Do you have dreams of starting up your own microbrewery?
It would be really cool. I have talked to my captain who brewed and we would want to open one up. I would love to have a restaurant brewery, but I think it’s probably just going to stay a hobby. Now I have a kegerator, so I can hook the keg up to a tap and I can pour the beer out of a tap which is cool, kind of like a bar. We actually have a bar built up in the tower.
In Chicago, where I’m from, there are a lot of home brewers. My wish for home brewing is that it helps beer become as established as wine as something to actually enjoy. A good beer is something that a lot of people underrate because of the beer experience at colleges, and beyond. I would love for people to consider “Let’s go have a beer” in the same vein as “Let’s go try a nice wine.” It’s cool when people get excited about unique beers and I think within the past five or ten years, beer has become a more appreciated art form, like cooking. It’s just cooking, you know?
I’m interested in having an ExCo about beer education. Letting people know what real beer is like, what goes into real beer, what makes beer taste the way it does. I think people would be interested in it.

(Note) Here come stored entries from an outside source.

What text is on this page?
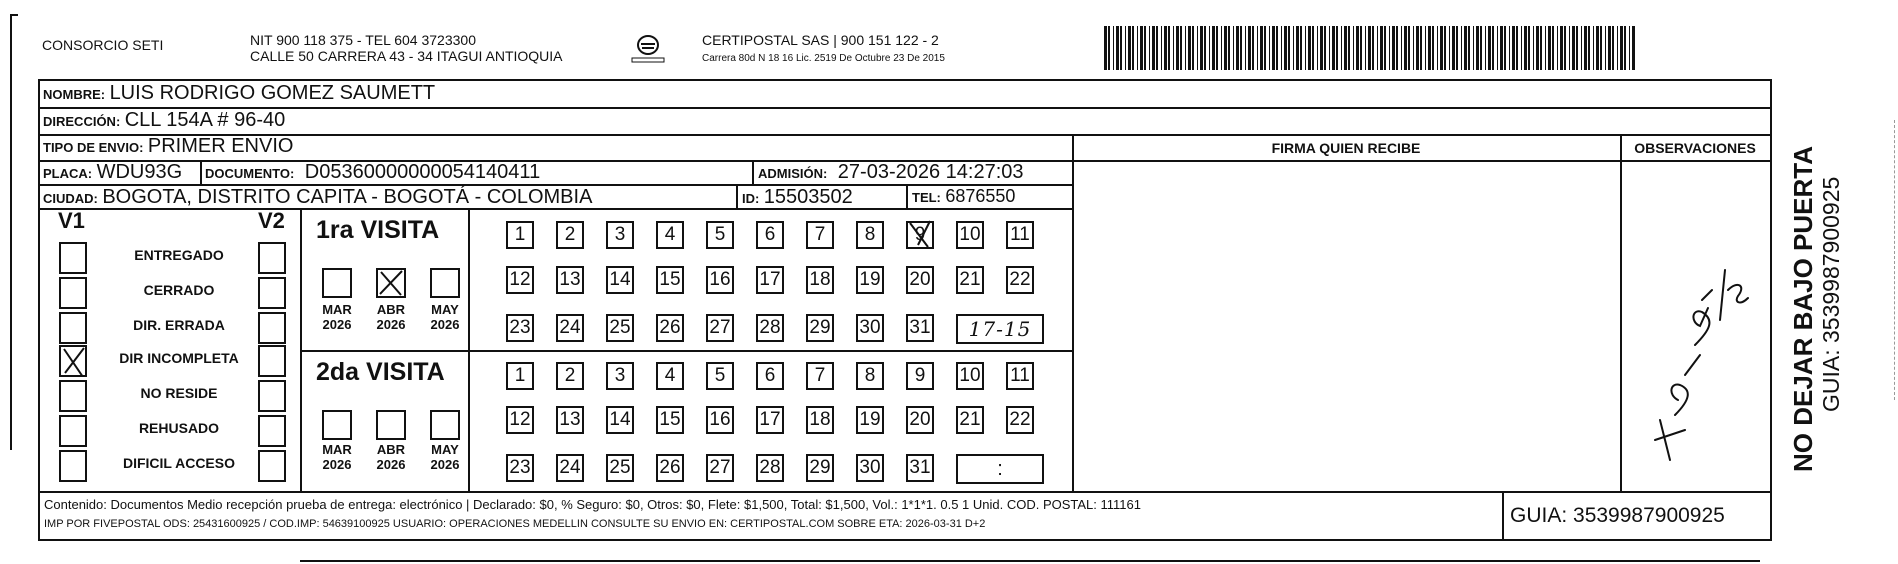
CONSORCIO SETI	NIT 900 118 375 - TEL 604 3723300
CALLE 50 CARRERA 43 - 34 ITAGUI ANTIOQUIA
CERTIPOSTAL SAS | 900 151 122 - 2
Carrera 80d N 18 16 Lic. 2519 De Octubre 23 De 2015
NOMBRE: LUIS RODRIGO GOMEZ SAUMETT
DIRECCIÓN: CLL 154A # 96-40
TIPO DE ENVIO: PRIMER ENVIO	FIRMA QUIEN RECIBE	OBSERVACIONES
PLACA: WDU93G DOCUMENTO: D05360000000054140411	ADMISIÓN: 27-03-2026 14:27:03
CIUDAD: BOGOTA, DISTRITO CAPITA - BOGOTÁ - COLOMBIA	ID: 15503502	TEL: 6876550
V1	V2
ENTREGADO
CERRADO
DIR. ERRADA
DIR INCOMPLETA
NO RESIDE
REHUSADO
DIFICIL ACCESO
1ra VISITA
2da VISITA
MAR
2026
ABR
2026
MAY
2026
MAR
2026
ABR
2026
MAY
2026
1	2	3	4	5	6	7	8	9	10 11
12 13 14 15 16 17 18 19 20 21 22
23 24 25 26 27 28 29 30 31
1	2	3	4	5	6	7	8	9	10 11
12 13 14 15 16 17 18 19 20 21 22
23 24 25 26 27 28 29 30 31
17-15
:
Contenido: Documentos Medio recepción prueba de entrega: electrónico | Declarado: $0, % Seguro: $0, Otros: $0, Flete: $1,500, Total: $1,500, Vol.: 1*1*1. 0.5 1 Unid. COD. POSTAL: 111161
IMP POR FIVEPOSTAL ODS: 25431600925 / COD.IMP: 54639100925 USUARIO: OPERACIONES MEDELLIN CONSULTE SU ENVIO EN: CERTIPOSTAL.COM SOBRE ETA: 2026-03-31 D+2	GUIA: 3539987900925
NO DEJAR BAJO PUERTA GUIA: 3539987900925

What makes cheap beer taste so gross?
It’s manufacturing such a large quantity, and brewers like Budweiser use rice instead of grains. Some of the grains in beer impart flavor and some of the grains turn into alcoholic sugars. Budweiser uses a few grains for flavor, and they mainly use rice for their alcoholic sugars, which is cheaper, a lot more available and they can produce such a large quantity.
I have toured a big brewery and a little brewery and there isn’t much difference, just size of equipment. Bell’s, they’re in Kalamazoo, MI, operates on a pretty large scale, even though they’re considered still a craft brewery. Goose Island used to be considered a craft brewery, but now they aren’t anymore because they were bought by Anheuser-Busch. They still make really good beers, though. 312 has really popularized wheat beers. They’ve done a good thing for the home brew community.
A lot of bigger breweries focus on clarity, like, if a beer is clear it has been prepared well. I don’t know how much I agree with that. It’s actually really hard to mess up a batch of beer because a lot of the cleaning happens through the yeast. I would say the worst thing you can do to your beer is not sanitize your equipment before you put the beer through it, because then it picks up weird stuff. Sanitation is the biggest issue in beer-making.